I've been trying to fit a topic model using LdaModel() on a large dataset (~17 mil entries). I'm running my code on my University's HPC cluster, and have been running into issues when I try to train the model in distributed mode (distributed = True). Right now I'm just trying to run on 4 cores on a small subset of the data, but will probably need to increase the number of cores when I run on the entire dataset. Here is the error:
https://i.stack.imgur.com/xiaTV.png
When I run in serial mode (distributed = False), it seems to work fine. When running distributed, it seems like gensim is trying to train using all 4 cores.
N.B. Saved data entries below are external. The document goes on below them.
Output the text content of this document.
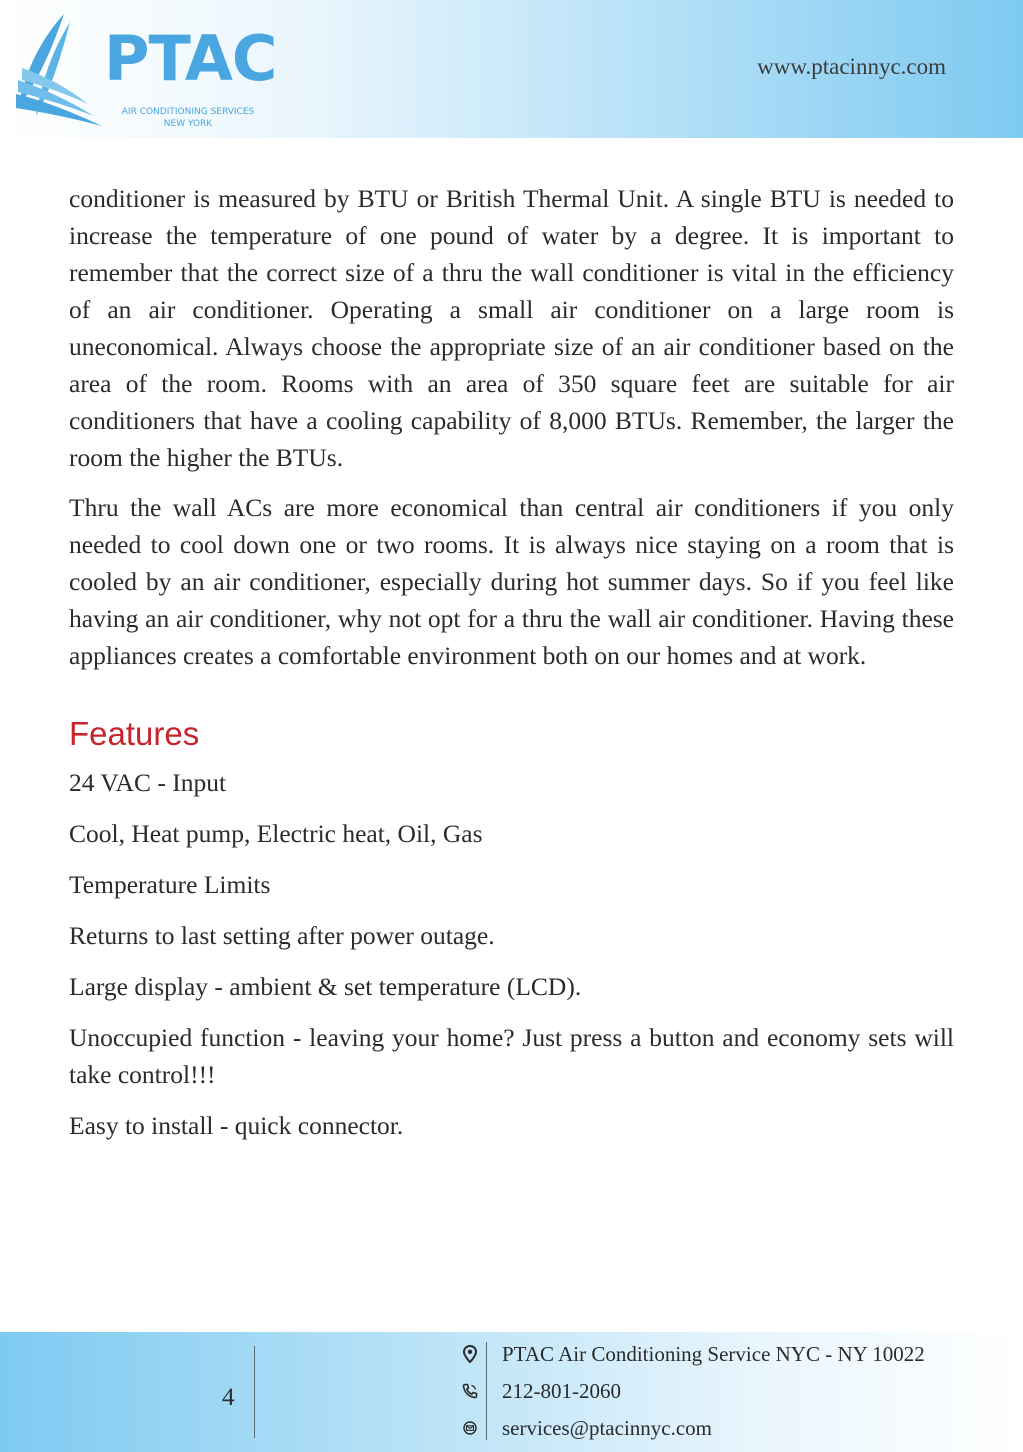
PTAC
AIR CONDITIONING SERVICES
NEW YORK
www.ptacinnyc.com

conditioner is measured by BTU or British Thermal Unit. A single BTU is needed to increase the temperature of one pound of water by a degree. It is important to remember that the correct size of a thru the wall conditioner is vital in the efficiency of an air conditioner. Operating a small air conditioner on a large room is uneconomical. Always choose the appropriate size of an air conditioner based on the area of the room. Rooms with an area of 350 square feet are suitable for air conditioners that have a cooling capability of 8,000 BTUs. Remember, the larger the room the higher the BTUs.

Thru the wall ACs are more economical than central air conditioners if you only needed to cool down one or two rooms. It is always nice staying on a room that is cooled by an air conditioner, especially during hot summer days. So if you feel like having an air conditioner, why not opt for a thru the wall air conditioner. Having these appliances creates a comfortable environment both on our homes and at work.

Features

24 VAC - Input

Cool, Heat pump, Electric heat, Oil, Gas

Temperature Limits

Returns to last setting after power outage.

Large display - ambient & set temperature (LCD).

Unoccupied function - leaving your home? Just press a button and economy sets will take control!!!

Easy to install - quick connector.

4
PTAC Air Conditioning Service NYC - NY 10022
212-801-2060
services@ptacinnyc.com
The callback log produced the following statement: "2021-04-26 18:32:05,757:INFO:using distributed version with 4 workers". I'm using the most recent versions of Gensim v4.0 and Pyro4 v4.8 and Python v3.7.7. I also tried downgrading gensim to 3.8.3, but that didn't seem to help.
Also worth noting that I'm running the python script from a shell script, in which I've included the following lines of code as suggested by the gensim documentation:
export PYRO_SERIALIZERS_ACCEPTED=pickle
export PYRO_SERIALIZER=pickle
python -m Pyro4.naming -n 0.0.0.0 &
for i in {1..4}
do
python -m gensim.models.lda_worker &
echo "$i"
done
python -m gensim.models.lda_dispatcher &
Here's most of the python script that I'm trying to run:
# Import preprocessed text
df = pd.read_feather('narratives_processed_1.feather')
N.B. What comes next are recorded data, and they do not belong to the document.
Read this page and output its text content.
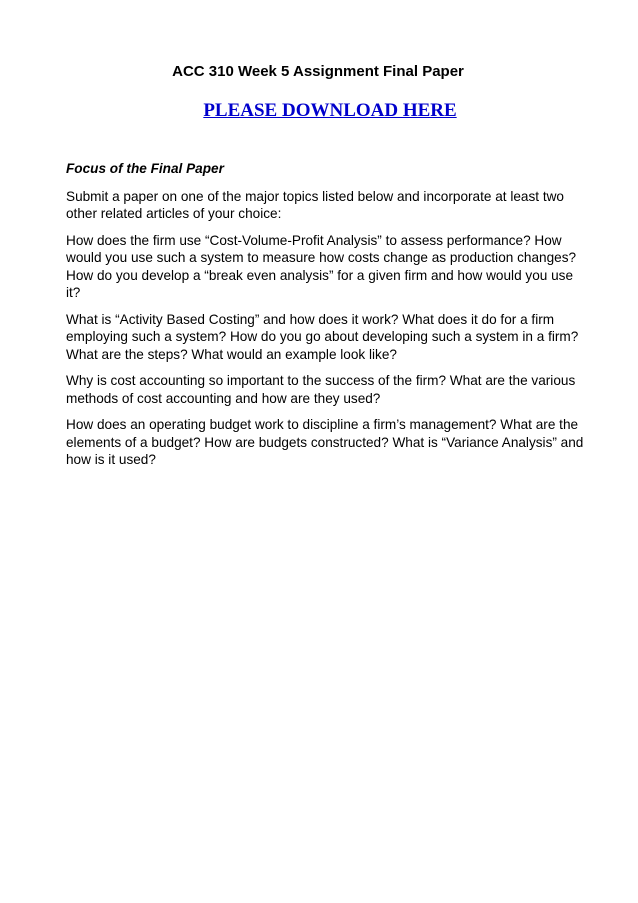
ACC 310 Week 5 Assignment Final Paper
PLEASE DOWNLOAD HERE

Focus of the Final Paper

Submit a paper on one of the major topics listed below and incorporate at least two other related articles of your choice:

How does the firm use “Cost-Volume-Profit Analysis” to assess performance? How would you use such a system to measure how costs change as production changes? How do you develop a “break even analysis” for a given firm and how would you use it?

What is “Activity Based Costing” and how does it work? What does it do for a firm employing such a system? How do you go about developing such a system in a firm? What are the steps? What would an example look like?

Why is cost accounting so important to the success of the firm? What are the various methods of cost accounting and how are they used?

How does an operating budget work to discipline a firm’s management? What are the elements of a budget? How are budgets constructed? What is “Variance Analysis” and how is it used?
# Sample down to speed up debugging
df = df.loc[1:4000]
# Create dictionary from text
dictionary = Dictionary(df.FOI_TEXT)
dictionary.filter_extremes(no_below=100, no_above=0.5)
dictionary.compactify()
# Create corpus
corpus = [dictionary.doc2bow(doc) for doc in df.FOI_TEXT]
print('Number of unique tokens: %d' % len(dictionary))
print('Number of documents: %d' % len(corpus))
temp = dictionary[0]
id2word = dictionary.id2token
#Callback logging for coherence using the u_mass metric
coherence_umass_logger = CoherenceMetric(corpus=corpus, logger='shell', coherence = 'u_mass')
filename = "model_callbacks_1.log"
import logging
for handler in logging.root.handlers[:]:
logging.root.removeHandler(handler)
logging.basicConfig(filename = filename,
format="%(asctime)s:%(levelname)s:%(message)s",
level=logging.INFO)
#Iterate over model parameters
iterations = [10,50,100]
num_topics = [2,3]
passes = 2
all_metrics = pd.DataFrame()
print('Fitting models...')
for iteration in iterations:
print('Iterations for this model: %d'%(iteration))
for num_topic in num_topics:
print('Topics for this model: %d'%(num_topic))
# Create model
model = LdaModel(corpus=corpus,
num_topics=num_topic,
id2word=id2word,
eval_every=0,
passes=passes,
iterations=iteration,
chunksize=1000,
random_state=100,
callbacks=[coherence_umass_logger],
distributed = True)
df_temp = pd.DataFrame.from_dict(model.metrics)
df_temp['iterations'] = iteration
df_temp['topics'] = num_topic
all_metrics = pd.concat([all_metrics, df_temp])
Any help on this error is much appreciated!